I preface this blog with the fact that I absolutely ADORE my life as I have known it for the past 12 months.
I wouldn't change it for the world, and enjoy my Avalon filled days; we play, we walk, we eat together (I eat, she plays with food) We enjoy loooong (and sometimes very short) milky cuddles and we see our friends. But last week we had a 'shake up' to that routine.
Between the hours of 8am and 6pm, Tuesday and Wednesdays, I don my best pressed trousers, high heels (after the Chuck Taylor's), a good slap of makeup and I become 'K D. .....- Office Worker.'
Yeah... ok, that doesn't sound so great...but hear me out.
So last week I started back at work two days a week. It was/is incredibly hard to leave 'A' on a Tuesday mornings but I am hoping as time goes on it will get a little easier- she is in trusted hands and the additional income will help our family.
I won't lie, there is a part of me that relishes the time also, particularly the to and from work commute. It affords me the opportunity to make more time for two things I haven't done as much of in the past 12 months... listen to music and taking some time out to read.
Ok, yes, the music part is pretty easy and we can do that at home, but plug in my iPod and turn the volume up so loud it probably bothers fellow commuters? No... I can't do that at home with 'A'.
I love getting lost in the song; blocking out all else around and... chill....
My music selection is pretty wide and varied but this morning it was early 90's Metallica, a bit of late 80's REM and a touch of angsty Alanis Morisette.
My ideal living situation at present would be close enough that I could walk to work; a good mile or two.

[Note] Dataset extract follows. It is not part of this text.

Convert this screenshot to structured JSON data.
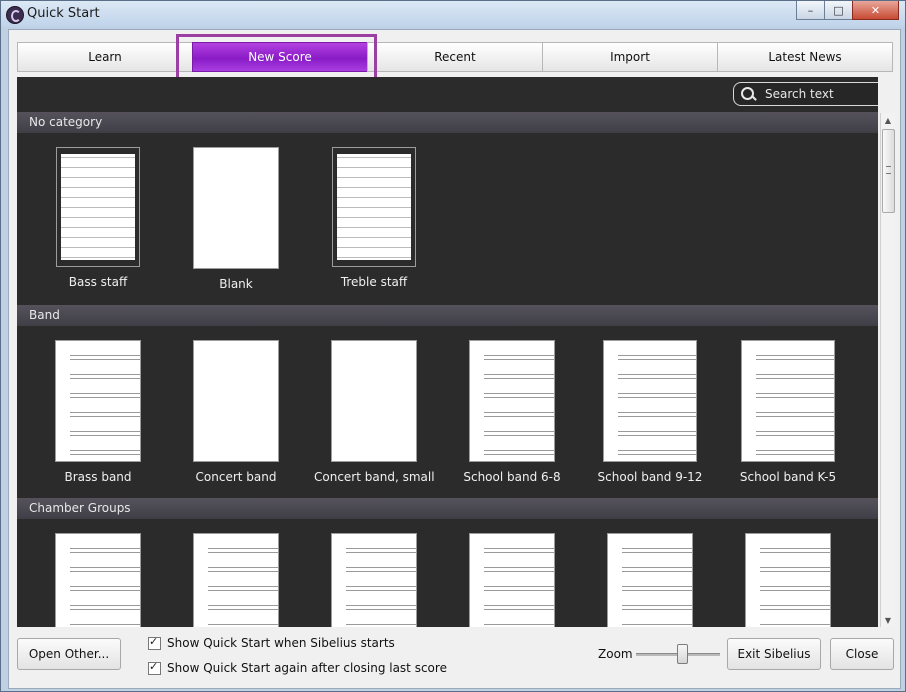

I walked to work everyday for 2 years when I was living in Central London, 40 minutes each way and it was truly my mediation, even now when I listen to Metallica's S&M album I find myself figuratively transported back to Green Park in the Summer.
I relish routine (I know, weird, hey?) and my routine for the 2 days I am at work involves that commute with a coffee firmly in hand; none of this bring your own from home mess (What is the fun in that?) I figure I can treat myself to a barrista's finest...
For these fleeting moments, I am not just Mum... I am the 'me' I was pre-Mummyhood and sometimes that feels grand.